白虎の足下から火花が散る。両腕を頭の前で交差させ、低い姿勢をとった白虎は、何とか衝突を免れた。その頭上を、跳ぶ白虎を狙った砲撃が素通りしていく。
見回せば、装甲車は全て停止した状態で白虎を包囲している。そして全ての砲門が白虎に向けられている。
そのただ中にありながら、木津は異様に落ち着いた自分を感じていた。脳裏に一つの面影を去来させながら。
が、それは二つの轟音によって破られた。左右両翼の装甲車が片や横転し片や吹き飛ばされていた。
装甲車の作る壁が歪み出す。その左の隙間から、朱雀と二体の玄武の姿が見える。右には青龍と同じく二体の玄武。
六機は瞬く間に装甲車を蹴散らして行く。そうして崩れた壁を、B−YCが全速で走り抜けて来る。
「『ホット』!」
空気を引きちぎるかのような木津の叫びを受ける相手は、既にその姿を完全に消してしまっていた。
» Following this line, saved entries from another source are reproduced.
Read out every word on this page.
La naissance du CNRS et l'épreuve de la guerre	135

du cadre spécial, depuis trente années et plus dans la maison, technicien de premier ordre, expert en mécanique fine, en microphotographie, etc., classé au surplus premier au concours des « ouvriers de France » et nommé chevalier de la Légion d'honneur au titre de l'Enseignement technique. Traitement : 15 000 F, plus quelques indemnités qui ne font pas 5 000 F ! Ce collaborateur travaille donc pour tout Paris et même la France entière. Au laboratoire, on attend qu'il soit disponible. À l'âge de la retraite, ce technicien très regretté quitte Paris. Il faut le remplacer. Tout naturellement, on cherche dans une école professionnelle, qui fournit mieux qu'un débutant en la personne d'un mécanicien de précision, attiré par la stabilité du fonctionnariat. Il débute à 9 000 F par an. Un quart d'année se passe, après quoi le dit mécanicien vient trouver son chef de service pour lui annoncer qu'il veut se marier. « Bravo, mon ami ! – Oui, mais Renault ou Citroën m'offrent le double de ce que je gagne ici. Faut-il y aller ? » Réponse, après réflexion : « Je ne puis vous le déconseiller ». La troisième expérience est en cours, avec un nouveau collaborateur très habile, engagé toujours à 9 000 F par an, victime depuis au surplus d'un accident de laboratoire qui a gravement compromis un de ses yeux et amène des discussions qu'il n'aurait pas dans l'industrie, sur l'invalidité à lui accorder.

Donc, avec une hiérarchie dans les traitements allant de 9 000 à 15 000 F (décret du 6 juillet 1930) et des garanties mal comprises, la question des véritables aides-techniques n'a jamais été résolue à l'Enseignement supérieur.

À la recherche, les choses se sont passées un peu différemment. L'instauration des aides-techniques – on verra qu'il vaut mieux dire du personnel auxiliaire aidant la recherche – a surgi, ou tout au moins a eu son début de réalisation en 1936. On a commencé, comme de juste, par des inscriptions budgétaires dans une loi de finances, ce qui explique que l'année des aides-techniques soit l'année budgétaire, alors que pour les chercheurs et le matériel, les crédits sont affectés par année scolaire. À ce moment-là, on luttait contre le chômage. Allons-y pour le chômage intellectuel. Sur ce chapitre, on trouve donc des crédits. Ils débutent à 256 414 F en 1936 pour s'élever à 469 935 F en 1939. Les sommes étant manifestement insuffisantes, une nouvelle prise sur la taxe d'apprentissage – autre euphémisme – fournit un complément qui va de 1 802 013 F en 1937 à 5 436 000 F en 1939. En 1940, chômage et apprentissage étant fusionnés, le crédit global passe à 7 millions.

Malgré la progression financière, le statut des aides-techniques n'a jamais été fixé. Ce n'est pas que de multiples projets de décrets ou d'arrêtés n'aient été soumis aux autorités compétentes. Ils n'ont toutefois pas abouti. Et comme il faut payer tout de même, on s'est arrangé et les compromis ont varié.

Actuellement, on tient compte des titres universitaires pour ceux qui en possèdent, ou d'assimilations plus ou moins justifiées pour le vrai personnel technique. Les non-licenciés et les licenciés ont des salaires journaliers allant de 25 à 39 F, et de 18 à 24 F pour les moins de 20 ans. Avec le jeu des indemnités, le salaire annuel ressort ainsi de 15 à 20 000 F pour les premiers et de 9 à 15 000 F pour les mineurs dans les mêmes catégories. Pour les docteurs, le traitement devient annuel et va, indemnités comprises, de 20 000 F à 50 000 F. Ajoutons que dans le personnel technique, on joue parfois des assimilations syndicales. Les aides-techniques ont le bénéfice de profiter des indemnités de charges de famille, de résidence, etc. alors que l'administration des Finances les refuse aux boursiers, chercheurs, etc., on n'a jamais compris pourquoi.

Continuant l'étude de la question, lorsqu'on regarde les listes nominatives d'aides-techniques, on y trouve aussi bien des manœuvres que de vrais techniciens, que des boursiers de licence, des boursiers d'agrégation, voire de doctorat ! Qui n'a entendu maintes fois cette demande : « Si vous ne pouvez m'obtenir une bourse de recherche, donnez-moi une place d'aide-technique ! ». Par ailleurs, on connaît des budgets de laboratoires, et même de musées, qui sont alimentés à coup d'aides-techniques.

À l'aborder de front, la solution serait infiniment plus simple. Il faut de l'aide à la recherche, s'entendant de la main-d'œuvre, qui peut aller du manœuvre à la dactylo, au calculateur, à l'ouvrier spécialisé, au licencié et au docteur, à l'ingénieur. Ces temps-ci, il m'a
速度の中から弾痕だらけの白虎が立ち上がる。再び足下に爆ぜる火花。
木津はトリガーを引いた。
白虎の左腕から標的のない衝撃波が放たれる。一回。二回。三回。四回。
「仁さん!」
背後に立った朱雀からの真寿美の声に、五回目を撃とうとした指が止まった。
左腕を下ろしながらゆっくりと振り返る白虎。そこには朱雀が、青龍が、四体の玄武が、擱座した装甲車や人型を背後に立っていた。
「逃がした……」
肩で荒い息を吐きながら木津は誰に言うでもなくつぶやいた。「逃がした……畜生」
「木津さん」と紗妃が呼びかけた。「『二度あることは三度ある』、ですよ。それから、『三度目の正直』とも言います」
白虎がもう一度『ホット』が姿を消した方向に振り返り、左腕を真昼の太陽に向けて挙げ、一発だけ衝撃波銃を放った。